Cutting British troop numbers in Afghanistan this summer could "endanger" progress made at a highly critical time, the senior UK commander in the country has said.
Lieutenant-General Nick Carter, deputy chief of Nato's International Security Assistance Force (Isaf), told the Independent that the progress of handing over control of security and the fight against the Taliban after 12 years was going well.
But he said that cutting the number of boots on the ground below that already planned as part of the withdrawal from the country, during the summer fighting season, would be "unforgivable". He also said that British troops could be involved in combat operations right up to the planned end of a Nato presence in the country at the end of next year.
He spoke as forces of President Hamid Karzai, carrying out their first engagement without Western help, reportedly had to call in an Isaf air strike to gain the upper hand in a battle against drug smugglers which left more than 100 dead on either side.
Lt Gen Carter told the newspaper: "It would be unforgivable if we allowed the gains of the last three years to be lost because we were not able to provide the Afghans with the support to take this through into 2014. Our judgment is we have to manage this in a way that retains confidence. Precipitating withdrawal that is not in line with the current plan will damage Afghan confidence."
The British presence in the country will be almost halved by the end of this year to 5,200. All combat operations in the country should be over by the end of 2014, leaving Afghan forces in control.
Last week Lance Corporal Jamie Webb, 24, from 1st Battalion The Mercian Regiment, became the 441st British serviceman to be killed since operations in Afghanistan began in October 2001.

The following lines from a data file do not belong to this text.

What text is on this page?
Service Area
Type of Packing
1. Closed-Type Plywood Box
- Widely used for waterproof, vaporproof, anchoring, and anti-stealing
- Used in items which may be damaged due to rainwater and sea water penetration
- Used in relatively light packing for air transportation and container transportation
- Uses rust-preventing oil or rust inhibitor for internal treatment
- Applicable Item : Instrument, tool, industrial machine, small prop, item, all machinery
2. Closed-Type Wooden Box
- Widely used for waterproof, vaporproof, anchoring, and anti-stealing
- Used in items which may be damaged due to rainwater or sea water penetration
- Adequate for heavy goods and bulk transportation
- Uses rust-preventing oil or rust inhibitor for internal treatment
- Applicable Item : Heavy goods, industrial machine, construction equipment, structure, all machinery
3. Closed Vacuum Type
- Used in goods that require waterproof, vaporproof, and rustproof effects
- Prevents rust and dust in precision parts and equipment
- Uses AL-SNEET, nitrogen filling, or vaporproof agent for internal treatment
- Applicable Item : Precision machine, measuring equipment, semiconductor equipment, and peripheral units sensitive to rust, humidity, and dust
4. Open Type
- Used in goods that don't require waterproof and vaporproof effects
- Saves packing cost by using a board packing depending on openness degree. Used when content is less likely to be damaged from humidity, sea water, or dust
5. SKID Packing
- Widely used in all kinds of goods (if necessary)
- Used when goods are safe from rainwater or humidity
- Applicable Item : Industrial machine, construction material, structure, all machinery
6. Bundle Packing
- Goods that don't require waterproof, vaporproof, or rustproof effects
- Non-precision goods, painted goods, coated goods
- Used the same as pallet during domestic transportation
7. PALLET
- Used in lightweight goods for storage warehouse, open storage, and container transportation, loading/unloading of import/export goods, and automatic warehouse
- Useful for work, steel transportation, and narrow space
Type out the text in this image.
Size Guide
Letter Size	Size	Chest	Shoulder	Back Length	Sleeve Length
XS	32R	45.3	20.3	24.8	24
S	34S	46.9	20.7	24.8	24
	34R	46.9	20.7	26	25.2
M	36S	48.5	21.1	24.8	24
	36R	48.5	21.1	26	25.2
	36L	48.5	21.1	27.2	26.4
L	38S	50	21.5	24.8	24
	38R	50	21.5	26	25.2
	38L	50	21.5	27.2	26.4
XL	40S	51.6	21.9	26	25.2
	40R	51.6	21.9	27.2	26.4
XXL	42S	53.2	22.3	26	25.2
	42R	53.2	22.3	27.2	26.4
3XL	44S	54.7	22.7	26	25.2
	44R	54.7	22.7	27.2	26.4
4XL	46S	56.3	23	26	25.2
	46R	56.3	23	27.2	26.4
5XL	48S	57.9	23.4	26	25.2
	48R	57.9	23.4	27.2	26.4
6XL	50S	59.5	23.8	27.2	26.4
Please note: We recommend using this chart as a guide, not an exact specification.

Brigadier Bob Bruce, the commander of Task Force Helmand, told the Guardian that it was the right time for the Afghans to take over security, albeit with the option of British back-up.
"This is their insurgency. We know for a fact there is no military solution to the insurgency; there is no way the military is going to win a counter-insurgency [war] because it is essentially a political issue," he told the paper. "It is a battle of offers: the offer the government makes to the people and the offer the insurgents make to the people."
He added: "We are here to support them if they really struggle. I am not interested in gambles. It is a plan that has some risk, but that has been carefully mitigated. I know they are good enough."